I will say yes, but, that answer doesn't necessarily hold true 100% of the time. It really depends on the bands that the device supports.
On the device spec sheets you will usually see something like this:
800/1900/700
These are the bands that the device will operate on. I pulled these numbers from the Droid Bionic. From that spec sheet, it goes even further and shows that it supports EV-DO rev.A (CDMA/3G), and LTE (4G). So this phone does support Verizon's 3G & 4G networks, which means that if 4G is not avaialble, then it will fall back to the CDMA data network (which is what the device will uses for Voice even when data uses LTE.

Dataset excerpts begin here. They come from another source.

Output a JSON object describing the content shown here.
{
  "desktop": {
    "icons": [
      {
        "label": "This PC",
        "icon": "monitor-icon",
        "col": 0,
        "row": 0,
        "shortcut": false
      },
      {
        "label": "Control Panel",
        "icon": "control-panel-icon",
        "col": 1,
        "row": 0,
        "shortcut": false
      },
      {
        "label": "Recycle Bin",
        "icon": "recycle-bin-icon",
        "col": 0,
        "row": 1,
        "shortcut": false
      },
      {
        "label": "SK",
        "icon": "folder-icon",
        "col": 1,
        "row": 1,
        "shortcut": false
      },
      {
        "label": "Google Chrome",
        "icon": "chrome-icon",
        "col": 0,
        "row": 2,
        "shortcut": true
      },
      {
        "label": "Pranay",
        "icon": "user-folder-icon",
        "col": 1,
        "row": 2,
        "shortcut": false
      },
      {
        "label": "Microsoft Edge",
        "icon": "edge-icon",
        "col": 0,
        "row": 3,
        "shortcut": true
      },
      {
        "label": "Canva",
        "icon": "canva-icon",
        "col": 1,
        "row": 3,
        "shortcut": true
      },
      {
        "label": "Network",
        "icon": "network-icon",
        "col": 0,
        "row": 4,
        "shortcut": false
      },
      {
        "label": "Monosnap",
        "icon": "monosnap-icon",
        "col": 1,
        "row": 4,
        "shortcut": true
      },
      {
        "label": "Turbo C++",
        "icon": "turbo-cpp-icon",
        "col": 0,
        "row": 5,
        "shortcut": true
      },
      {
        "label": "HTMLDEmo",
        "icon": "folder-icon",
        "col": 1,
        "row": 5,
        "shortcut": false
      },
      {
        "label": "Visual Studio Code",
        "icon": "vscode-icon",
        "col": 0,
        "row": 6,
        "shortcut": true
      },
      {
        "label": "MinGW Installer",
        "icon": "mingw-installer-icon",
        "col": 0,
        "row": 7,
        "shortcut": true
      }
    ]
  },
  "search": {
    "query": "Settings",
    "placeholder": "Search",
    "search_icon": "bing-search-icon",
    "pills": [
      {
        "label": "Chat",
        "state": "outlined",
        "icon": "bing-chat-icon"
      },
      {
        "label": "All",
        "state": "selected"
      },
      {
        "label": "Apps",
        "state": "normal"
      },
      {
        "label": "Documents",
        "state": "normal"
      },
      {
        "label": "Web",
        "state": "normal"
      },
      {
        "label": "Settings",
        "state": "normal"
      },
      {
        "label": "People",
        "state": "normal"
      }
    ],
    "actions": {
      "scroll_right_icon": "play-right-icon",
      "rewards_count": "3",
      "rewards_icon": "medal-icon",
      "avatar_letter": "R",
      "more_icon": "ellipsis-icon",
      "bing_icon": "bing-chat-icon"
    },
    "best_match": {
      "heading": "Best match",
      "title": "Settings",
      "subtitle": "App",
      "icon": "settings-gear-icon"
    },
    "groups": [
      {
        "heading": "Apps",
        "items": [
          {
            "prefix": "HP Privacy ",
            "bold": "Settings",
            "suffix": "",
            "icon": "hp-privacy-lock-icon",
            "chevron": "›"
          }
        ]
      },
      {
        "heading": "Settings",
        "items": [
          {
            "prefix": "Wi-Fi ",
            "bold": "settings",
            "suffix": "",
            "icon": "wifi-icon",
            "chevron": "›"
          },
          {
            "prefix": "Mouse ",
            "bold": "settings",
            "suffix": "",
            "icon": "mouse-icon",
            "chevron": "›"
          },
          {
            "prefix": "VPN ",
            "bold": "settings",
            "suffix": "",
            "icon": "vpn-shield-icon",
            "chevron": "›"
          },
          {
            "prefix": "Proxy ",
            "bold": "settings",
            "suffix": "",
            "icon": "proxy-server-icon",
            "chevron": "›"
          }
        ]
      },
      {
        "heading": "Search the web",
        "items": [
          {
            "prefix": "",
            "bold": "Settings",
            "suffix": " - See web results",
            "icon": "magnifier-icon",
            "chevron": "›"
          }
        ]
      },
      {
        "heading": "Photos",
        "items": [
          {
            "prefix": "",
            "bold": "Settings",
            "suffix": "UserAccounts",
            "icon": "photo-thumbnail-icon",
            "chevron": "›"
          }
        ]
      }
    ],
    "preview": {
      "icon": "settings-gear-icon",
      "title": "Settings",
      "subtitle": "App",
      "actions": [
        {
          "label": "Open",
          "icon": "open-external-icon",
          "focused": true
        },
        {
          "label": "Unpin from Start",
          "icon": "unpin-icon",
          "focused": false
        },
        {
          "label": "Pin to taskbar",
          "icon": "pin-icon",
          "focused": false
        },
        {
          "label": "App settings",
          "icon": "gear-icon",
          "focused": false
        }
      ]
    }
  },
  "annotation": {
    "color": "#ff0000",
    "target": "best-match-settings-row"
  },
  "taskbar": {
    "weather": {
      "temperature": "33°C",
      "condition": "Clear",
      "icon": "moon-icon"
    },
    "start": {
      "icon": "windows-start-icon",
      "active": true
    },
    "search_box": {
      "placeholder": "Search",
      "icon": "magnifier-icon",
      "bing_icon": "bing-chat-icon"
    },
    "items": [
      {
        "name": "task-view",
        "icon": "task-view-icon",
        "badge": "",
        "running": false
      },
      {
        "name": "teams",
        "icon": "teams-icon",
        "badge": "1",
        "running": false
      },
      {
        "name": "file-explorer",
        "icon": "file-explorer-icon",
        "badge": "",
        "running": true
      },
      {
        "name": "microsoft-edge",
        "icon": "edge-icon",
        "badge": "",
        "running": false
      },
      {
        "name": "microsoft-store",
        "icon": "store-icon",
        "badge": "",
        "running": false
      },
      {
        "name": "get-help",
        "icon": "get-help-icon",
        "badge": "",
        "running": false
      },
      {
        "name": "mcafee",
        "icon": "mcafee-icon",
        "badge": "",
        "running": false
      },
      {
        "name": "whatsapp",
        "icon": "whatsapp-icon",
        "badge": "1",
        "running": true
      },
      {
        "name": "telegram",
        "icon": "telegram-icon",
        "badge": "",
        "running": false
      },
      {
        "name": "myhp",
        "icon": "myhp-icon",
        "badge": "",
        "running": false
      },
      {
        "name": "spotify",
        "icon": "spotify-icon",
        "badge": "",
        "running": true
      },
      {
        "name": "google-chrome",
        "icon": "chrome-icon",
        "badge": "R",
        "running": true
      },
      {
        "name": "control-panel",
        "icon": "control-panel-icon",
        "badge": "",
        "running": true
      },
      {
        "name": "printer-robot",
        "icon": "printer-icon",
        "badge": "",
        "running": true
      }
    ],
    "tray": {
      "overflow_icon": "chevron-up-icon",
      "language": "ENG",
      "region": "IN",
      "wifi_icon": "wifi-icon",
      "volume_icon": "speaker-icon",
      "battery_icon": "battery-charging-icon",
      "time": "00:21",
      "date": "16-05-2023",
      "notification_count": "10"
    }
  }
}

The same rules apply for GSM networks like AT&T and T-Mobile. The device spec sheet will say what bands the device can operate on, and if the carrier's network operates within that band, then the phone will work. This is why iPhone users can use unlocked AT&T iPhones on T-Mobile's network, but they only can get EDGE data. This is because the iPhone does not support the band that T-mobile uses for its UMTS/HSPA/HSPA+ (3G/4G) data networks.
T-mobile bands:
- 850/1900 (GSM/GPRS/EDGE)
- 1700/2100 (UMTS/HSPA)
AT&T bands:
- 850/1900 (GSM/GPRS/EDGE)
- 580/1900 (UMTS/HSPA) (3G)
- 700 (LTE) (4G)
Verizon bands:
- 800/1900 (CMDA/EV-DO) (3G)
- 700 (LTE) (4G)
Sprint doesn't know if they want to use LTE or WiMax so I am not listing their bands.